Konut mimarisi dendiği zaman Japon mimarlar, özgün ve yenilikçi yaklaşımlarıyla son döneme damga vuruyor. Sınırlı alanlara getirdikleri sıra dışı mimari çözümler ve geleneksel mahallelere inşa ettikleri kontrast ve modern tasarımlarla, günümüzün mimarideki trend belirleyicisi onlar. Uzakdoğu konut mimarisinin yeni nesil temsilcilerinden mimar Suzuko Yamada tarafından tasarlanan Daita2019 House, beklentileri bir adım öteye taşıyor ve “konut mahremiyeti" tanımını yeniden şekillendiriyor.
Tokyo’da sakin bir yerleşim bölgesinde yer alan bu üç katlı modern Japon evi, konut sahiplerinin ihtiyaçları doğrultusunda kolayca değiştirilebilen bir dizi çelik boru ve platform çerçevesiyle kaplı. Tasarım, ilhamını mimarın Ruanda gezisi sırasında rastladığı bir grup gorilin yaşam alanındaki düzensizliğinin yarattığı örtüşmelerden alıyor. Projenin en önemli noktası, çelik konstrüksiyonun, konutun içi ve dışını bahçe ile birbirine bağlayarak özel bağlantılar yaratması.
"Otantik Japon mimarisi, doğrusal elemanlardan oluşan eksenel bir ahşap yapıdır. Bu unsurları daha üç boyutlu bir şekilde yeniden birleştirerek, insanların ormanda hayvanlar gibi yaşayabileceği ve saklanabileceği bir yer yaratabileceğimizi düşündüm."
Mimar Suzuko Yamada’nın tasarım felsefesi, çeşitli derinlikleri şekillendirmek için doğrusal malzeme katmanları ve nesnelerle çıplak bir yaşamın yumuşak bir şekilde kapatıldığı bir orman yaratmak üzerine. Bu nedenle tasarımcı evin içi ve bahçe arasında duvar kullanmak yerine evin cephesini tamamen dışarı açılabilen pencere katmanları yerleştirmiş. Bahçe ile iç mekan arasında yerleştirdiği kompleks çelik konstrüksiyon ile de bu mahremiyete geçişi yumuşak bir şekilde sağlamış. Bahçede, çelik çerçeveye yüksek meyve ağaçları ve bitkiler eşlik ederek bu yumuşak geçişe katkıda bulunuyor.
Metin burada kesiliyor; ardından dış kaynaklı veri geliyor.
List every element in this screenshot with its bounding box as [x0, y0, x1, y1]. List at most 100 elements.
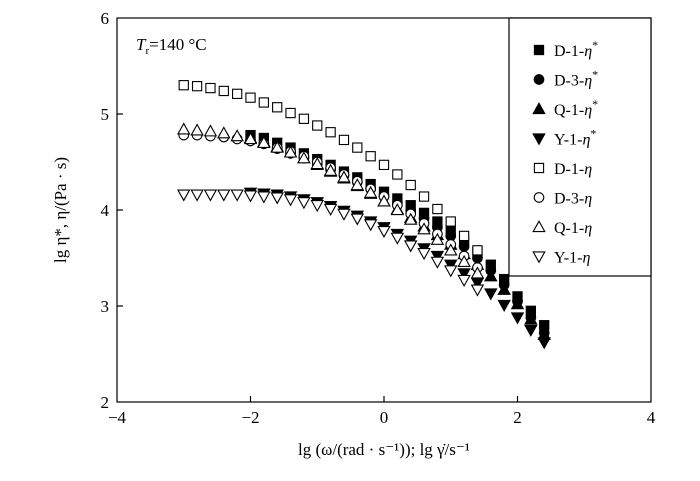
y-tick-label: 6 [101, 9, 110, 28]
legend-marker [532, 220, 546, 233]
data-point [418, 191, 430, 202]
data-point [392, 169, 403, 180]
x-axis-title: lg (ω/(rad · s⁻¹)); lg γ̇/s⁻¹ [298, 440, 470, 459]
data-point [218, 85, 229, 97]
data-point [390, 203, 405, 216]
data-point [258, 97, 269, 108]
data-point [458, 230, 470, 242]
series-D-1-η [178, 80, 483, 256]
data-point [243, 190, 258, 203]
data-point [365, 151, 376, 162]
y-axis-ticks: 2 3 4 5 6 [101, 9, 123, 412]
legend-label: D-1-η* [554, 38, 598, 60]
data-point [484, 269, 498, 282]
data-point [190, 189, 204, 202]
data-point [217, 126, 231, 139]
legend-marker [532, 251, 546, 264]
legend-entry: Q-1-η* [532, 97, 598, 119]
data-point [390, 232, 405, 245]
legend: D-1-η* D-3-η* Q-1-η* Y-1-η* D-1-η D-3-η Q-1-η Y… [532, 38, 598, 267]
data-point [377, 225, 391, 239]
legend-entry: Y-1-η [532, 250, 590, 267]
legend-marker [532, 102, 546, 115]
data-point [310, 200, 324, 213]
data-point [297, 151, 311, 164]
legend-label: D-3-η* [554, 68, 598, 90]
x-tick-label: 0 [380, 408, 389, 427]
data-point [524, 324, 538, 337]
legend-label: D-1-η [554, 161, 592, 178]
data-point [203, 124, 218, 137]
data-point [417, 248, 431, 261]
legend-label: Q-1-η* [554, 97, 598, 119]
legend-marker [533, 192, 545, 203]
data-point [470, 266, 485, 279]
legend-label: Y-1-η* [554, 127, 596, 149]
data-point [378, 159, 390, 171]
data-point [432, 203, 443, 215]
data-point [177, 189, 191, 202]
data-point [524, 312, 538, 325]
temperature-annotation: Tr=140 °C [136, 35, 207, 57]
x-tick-label: −2 [241, 408, 259, 427]
legend-entry: D-3-η* [533, 68, 598, 90]
data-series [177, 80, 551, 350]
y-tick-label: 3 [101, 297, 110, 316]
data-point [363, 185, 378, 198]
data-point [350, 178, 365, 191]
legend-marker [533, 162, 545, 174]
data-point [190, 123, 204, 136]
data-point [297, 197, 311, 210]
data-point [497, 282, 511, 295]
data-point [470, 284, 485, 297]
data-point [537, 337, 551, 350]
legend-label: Q-1-η [554, 220, 592, 237]
data-point [323, 163, 338, 176]
data-point [457, 274, 471, 288]
data-point [350, 213, 365, 226]
legend-label: D-3-η [554, 191, 592, 208]
x-tick-label: −4 [108, 408, 127, 427]
data-point [403, 212, 418, 225]
x-tick-label: 4 [647, 408, 656, 427]
x-tick-label: 2 [513, 408, 522, 427]
data-point [285, 107, 296, 119]
legend-marker [532, 133, 546, 146]
data-point [403, 240, 418, 253]
x-axis-ticks: −4 −2 0 2 4 [108, 396, 656, 427]
data-point [245, 92, 256, 103]
data-point [272, 102, 283, 113]
data-point [312, 120, 323, 131]
data-point [203, 189, 218, 202]
data-point [510, 312, 525, 325]
data-point [352, 142, 363, 153]
data-point [430, 232, 445, 245]
data-point [217, 189, 231, 202]
data-point [243, 132, 258, 145]
data-point [445, 216, 456, 227]
data-point [191, 81, 203, 92]
data-point [472, 245, 483, 256]
data-point [457, 254, 471, 267]
legend-entry: Q-1-η [532, 220, 592, 237]
legend-label: Y-1-η [554, 250, 590, 267]
data-point [177, 122, 191, 135]
data-point [257, 135, 271, 148]
data-point [230, 189, 244, 202]
legend-marker [533, 44, 545, 56]
data-point [484, 288, 498, 301]
y-axis-title: lg η*, η/(Pa · s) [51, 157, 70, 263]
data-point [337, 208, 351, 221]
data-point [430, 250, 445, 264]
data-point [337, 170, 351, 183]
data-point [444, 243, 458, 256]
data-point [270, 192, 284, 205]
data-point [363, 219, 378, 232]
data-point [417, 222, 431, 235]
series-Y-1-η [177, 189, 485, 297]
data-point [323, 203, 338, 216]
y-tick-label: 5 [101, 105, 110, 124]
legend-entry: D-3-η [533, 191, 592, 208]
data-point [257, 191, 271, 204]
Dış mekanda çelik konstrüksiyon kullanılırken iç yaşam alanında ailenin ihtiyaçlarına göre şekillenebilen bir ahşap çerçeve kullanılmış.
Daita2019 günümüz yaşam alanı kavramını sorguluyor ve yeniden şekillendiriyor. Duvarlarla sınırlandırılmış yaşam alanları yerine ihtiyaçlar ve istekler doğrultusunda şekillenebilir bir evi mümkün kılıyor. Birbirinin aynısı katlarda göğe doğru yükselen rezidanslar arasında sıkışıp kalmış insanlar için doğadan ilham alan ve mahremiyeti katı kütleler yerine geçirgen ve değiştirilebilir elemanlarla sağlayan bu yapı, geleceğin konut prototipi için ilham dolu bir çalışma.